In the solid-state spectrophotometric determination, 25 ml of the analyzed solution is poured to 0.3 g of the indicator powder. The suspension is stirred for 15 minutes, then the optical density of the powder is measured and the concentration of the analyte is determined according to a pre-constructed calibration schedule.

In the variant of visual colorimetry, 0.2 ml of the analyzed solution is poured to 0.2 g of the indicator powder. The suspension is stirred for 15 minutes, then the color of the indicator powder is compared with the color scale and the concentration of the analyte is determined.
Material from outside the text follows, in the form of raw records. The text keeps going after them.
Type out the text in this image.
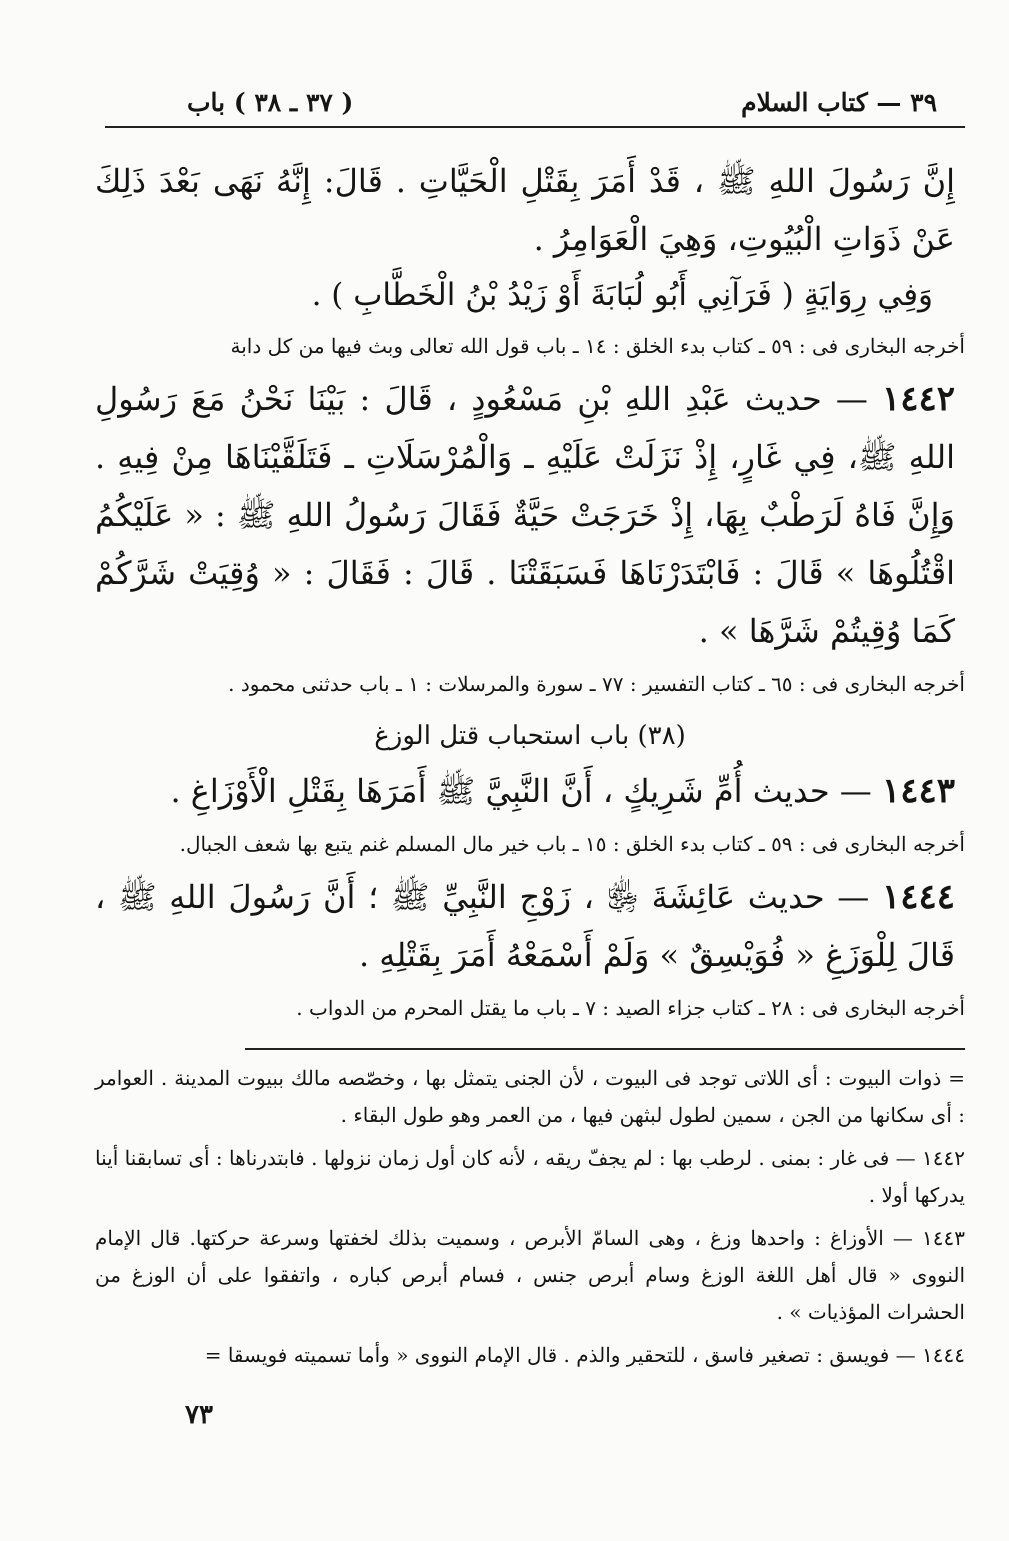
٣٩ — كتاب السلام
( ٣٧ ـ ٣٨ ) باب

إِنَّ رَسُولَ اللهِ ﷺ ، قَدْ أَمَرَ بِقَتْلِ الْحَيَّاتِ . قَالَ: إِنَّهُ نَهَى بَعْدَ ذَلِكَ عَنْ ذَوَاتِ الْبُيُوتِ، وَهِيَ الْعَوَامِرُ .

وَفِي رِوَايَةٍ ( فَرَآنِي أَبُو لُبَابَةَ أَوْ زَيْدُ بْنُ الْخَطَّابِ ) .

أخرجه البخارى فى : ٥٩ ـ كتاب بدء الخلق : ١٤ ـ باب قول الله تعالى وبث فيها من كل دابة

١٤٤٢ — حديث عَبْدِ اللهِ بْنِ مَسْعُودٍ ، قَالَ : بَيْنَا نَحْنُ مَعَ رَسُولِ اللهِ ﷺ، فِي غَارٍ، إِذْ نَزَلَتْ عَلَيْهِ ـ وَالْمُرْسَلَاتِ ـ فَتَلَقَّيْنَاهَا مِنْ فِيهِ . وَإِنَّ فَاهُ لَرَطْبٌ بِهَا، إِذْ خَرَجَتْ حَيَّةٌ فَقَالَ رَسُولُ اللهِ ﷺ : « عَلَيْكُمُ اقْتُلُوهَا » قَالَ : فَابْتَدَرْنَاهَا فَسَبَقَتْنَا . قَالَ : فَقَالَ : « وُقِيَتْ شَرَّكُمْ كَمَا وُقِيتُمْ شَرَّهَا » .

أخرجه البخارى فى : ٦٥ ـ كتاب التفسير : ٧٧ ـ سورة والمرسلات : ١ ـ باب حدثنى محمود .

(٣٨) باب استحباب قتل الوزغ

١٤٤٣ — حديث أُمِّ شَرِيكٍ ، أَنَّ النَّبِيَّ ﷺ أَمَرَهَا بِقَتْلِ الْأَوْزَاغِ .

أخرجه البخارى فى : ٥٩ ـ كتاب بدء الخلق : ١٥ ـ باب خير مال المسلم غنم يتبع بها شعف الجبال.

١٤٤٤ — حديث عَائِشَةَ ﵂ ، زَوْجِ النَّبِيِّ ﷺ ؛ أَنَّ رَسُولَ اللهِ ﷺ ، قَالَ لِلْوَزَغِ « فُوَيْسِقٌ » وَلَمْ أَسْمَعْهُ أَمَرَ بِقَتْلِهِ .

أخرجه البخارى فى : ٢٨ ـ كتاب جزاء الصيد : ٧ ـ باب ما يقتل المحرم من الدواب .

= ذوات البيوت : أى اللاتى توجد فى البيوت ، لأن الجنى يتمثل بها ، وخصّصه مالك ببيوت المدينة . العوامر : أى سكانها من الجن ، سمين لطول لبثهن فيها ، من العمر وهو طول البقاء .

١٤٤٢ — فى غار : بمنى . لرطب بها : لم يجفّ ريقه ، لأنه كان أول زمان نزولها . فابتدرناها : أى تسابقنا أينا يدركها أولا .

١٤٤٣ — الأوزاغ : واحدها وزغ ، وهى السامّ الأبرص ، وسميت بذلك لخفتها وسرعة حركتها. قال الإمام النووى « قال أهل اللغة الوزغ وسام أبرص جنس ، فسام أبرص كباره ، واتفقوا على أن الوزغ من الحشرات المؤذيات » .

١٤٤٤ — فويسق : تصغير فاسق ، للتحقير والذم . قال الإمام النووى « وأما تسميته فويسقا =

٧٣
In the variant of indicator tubes: the indicator tube is lowered into the analyzed solution to a depth of 2-3 mm. After raising the liquid front to the upper end, the indicator tube is removed and the length of the color-changing zone is measured and the concentration of the substance to be determined is determined according to a pre-constructed calibration schedule.

Claims (5)

1. A method of producing silicon dioxide, including the hydrolysis of tetraethoxysilane in ethanol in the presence of 0.01-0.1 M aqueous solution of ammonium hexafluorosilicate and 1-5 vol.% Polyethylene glycol with a molecular weight of 400, as well as subsequent drying of the ripened gel with a microwave radiation of 300 -1000 watts. 2. The indicator tube, made in the form of a transparent tube made of glass or polymer material, the tube cavity is filled with powdered silicon dioxide obtained by hydrolysis of tetraethoxysilane in ethanol in the presence of a 0.01-0.1 M aqueous solution of ammonium hexafluorosilicate and 1-5 vol. % polyethylene glycol with a molecular weight of 400, followed by drying of the ripened gel with microwave radiation with a power of 300-1000 watts. 3. The tube according to claim 2, characterized in that the inner diameter of the transparent tube lies in the range of 0.5-3 mm, and its length is in the range of 40-200 mm. 4. The tube according to claim 2, characterized in that the ends of the tube are sealed with an inert porous material, which is used as a pulp and paper non-woven material. 5. The tube according to claim 2, characterized in that the transparent tube is made of polyethylene or polyacrylamide.